Questions on Best Practices Answered in India
In this blog post Florian Mahle, Technical Process Consultant from AutoForm, shares two questions and his answers that were put to him at a recent event on springback for Advanced High Strength Steel. He shares his answers in full, for all to see here at FormingWorld.com.
Recently AutoForm’s Florian Mahle from Germany gave a seminar in New Delhi on “Challenges in Springback Compensation of High-Strength Steel-HSS and Advanced High-Strength Steel-AHSS.” This topic can never be exhausted and Florian presented the latest methods to address these challenges. The workshop was covered over a two day event with thirty six participants, coming from twenty-one companies from all over India who actively use AutoForm.
Before sharing the top two questions it must be said that during this two day workshop Florian covered the following key topics:
- Requirements for setup of base simulation to ensure a strong correlation between simulation and reality.
- Introduction to springback analysis and compensation.
- General issues and best practices to be considered for HSS/AHSS.
- Drawshell concept for accurate springback prediction.
- Ensuring robust process for successful compensation.
- Minimum clamping concept.
- Various compensation strategies.
Florian reported “The most important questions were “How to ensure a good level of springback correlation between simulation and reality” and request on “Tips and best practices for minimizing springback and for springback compensation.” These I answered in full and would like to share.”
“Addressing these questions, we talked about the importance of correct and accurate set up for springback estimation. We also covered the importance of material card properties, as well as resulting requirement of tool scaling. Due to elastic and plastic material properties at force release shrinking for HSS/AHSS is bigger than for conventional steels and therefore tool scaling as counter measure is even more important.”
“Now, to ensure accuracy and a good correlation between simulations and reality for springback compensation, you need to correctly replicate the physical conditions. For AHSS materials special attention needs to be paid to the available press forces. During the engineering phase you design the process and the dies are built in a digital world. Design and simulation need to be carried out to properly reflect the very same dies and process you intend to build and operate in the physical world (simulate what can be built).

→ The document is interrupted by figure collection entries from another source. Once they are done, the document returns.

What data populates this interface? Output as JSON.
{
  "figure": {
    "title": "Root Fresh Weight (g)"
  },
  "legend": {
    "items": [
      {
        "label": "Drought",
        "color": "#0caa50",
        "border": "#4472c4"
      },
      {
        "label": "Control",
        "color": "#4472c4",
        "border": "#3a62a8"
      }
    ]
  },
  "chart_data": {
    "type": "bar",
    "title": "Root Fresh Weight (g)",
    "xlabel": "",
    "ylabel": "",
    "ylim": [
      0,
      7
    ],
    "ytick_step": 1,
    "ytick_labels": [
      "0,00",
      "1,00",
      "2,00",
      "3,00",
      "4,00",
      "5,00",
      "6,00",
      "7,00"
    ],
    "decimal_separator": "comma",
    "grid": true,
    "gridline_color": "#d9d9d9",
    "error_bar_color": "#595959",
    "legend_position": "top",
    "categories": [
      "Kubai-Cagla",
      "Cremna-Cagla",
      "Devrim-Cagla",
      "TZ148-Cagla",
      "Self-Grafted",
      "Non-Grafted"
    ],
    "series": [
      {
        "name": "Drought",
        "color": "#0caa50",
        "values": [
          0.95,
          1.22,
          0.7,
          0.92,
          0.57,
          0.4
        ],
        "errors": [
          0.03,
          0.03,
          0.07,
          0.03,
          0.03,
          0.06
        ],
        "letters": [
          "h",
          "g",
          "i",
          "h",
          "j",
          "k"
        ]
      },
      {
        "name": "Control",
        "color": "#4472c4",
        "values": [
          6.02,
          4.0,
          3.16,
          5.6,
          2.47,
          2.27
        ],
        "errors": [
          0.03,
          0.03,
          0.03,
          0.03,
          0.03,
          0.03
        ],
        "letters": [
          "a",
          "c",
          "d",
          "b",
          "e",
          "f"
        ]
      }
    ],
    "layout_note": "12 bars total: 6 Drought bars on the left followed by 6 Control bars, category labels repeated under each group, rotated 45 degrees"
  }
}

This is a message we always highlight at AutoForm. On the other side, in reality, you need to replicate the same die shape, clearances, tonnages, blank, binder bearing, pad gaps, tool kinematics, measurement conditions and so on. Not even small details should be ignored.” See this blog post here for more information.
“Next, you want to ensure the reliability and accuracy of the simulated outcome. One of the most important things is that prior to reading simulation results you need to check any possible warning generated by the software and adopt related counter measures. Outcomes from “unhealthy” simulations carrying critical warnings cannot be relied upon. For instance, you may get a warning that says “Increment did not converge within the maximum number of iterations allowed”. This is one of the warnings that should be fixed. This one is most troublesome of all and may occur for different reasons, such as excessive splitting or wrinkling, bad tool geometry or improper locating of the sheet. Some users might ignore this warning and rush past them to get their “green simulation.” This hasty rush-like behavior will show up in tryout, but then it’s too late. The key is to pay serious attention to the messages “sent” by the solver and follow AutoForm’s guidance. This will benefit your real-world metal forming. The software is “telling” you that there is something wrong for some reason, you better find out what it is.” You can find out more about how to set up a healthy simulation here.
“Finally, the shop floor should, in the finish, follow the input defined in engineering as accurately as possible to achieve the result of your “green simulation.”
“At the event we also covered the importance of the drawshell concept and I gave takeaways users can apply immediately, especially regarding methods for springback minimization during engineering, such as to introduce post-stretching during drawing or forming operations. However, in my opinion one of the most valuable things of all was the sharing of experiences by those present. Of the thirty-six participants, everyone had insights from their own previous projects that they could openly share and at the end it must be said that everyone understood the importance of correlation between virtual and physical model and the requirement to reduce springback not only during engineering, but also addressing this issue quite early during part development. Therefore, by attending an AutoForm workshop you’re not only gaining experience from professional AutoForm technicians but you are able to draw upon the expertise of all of those present. That is extremely valuable indeed.”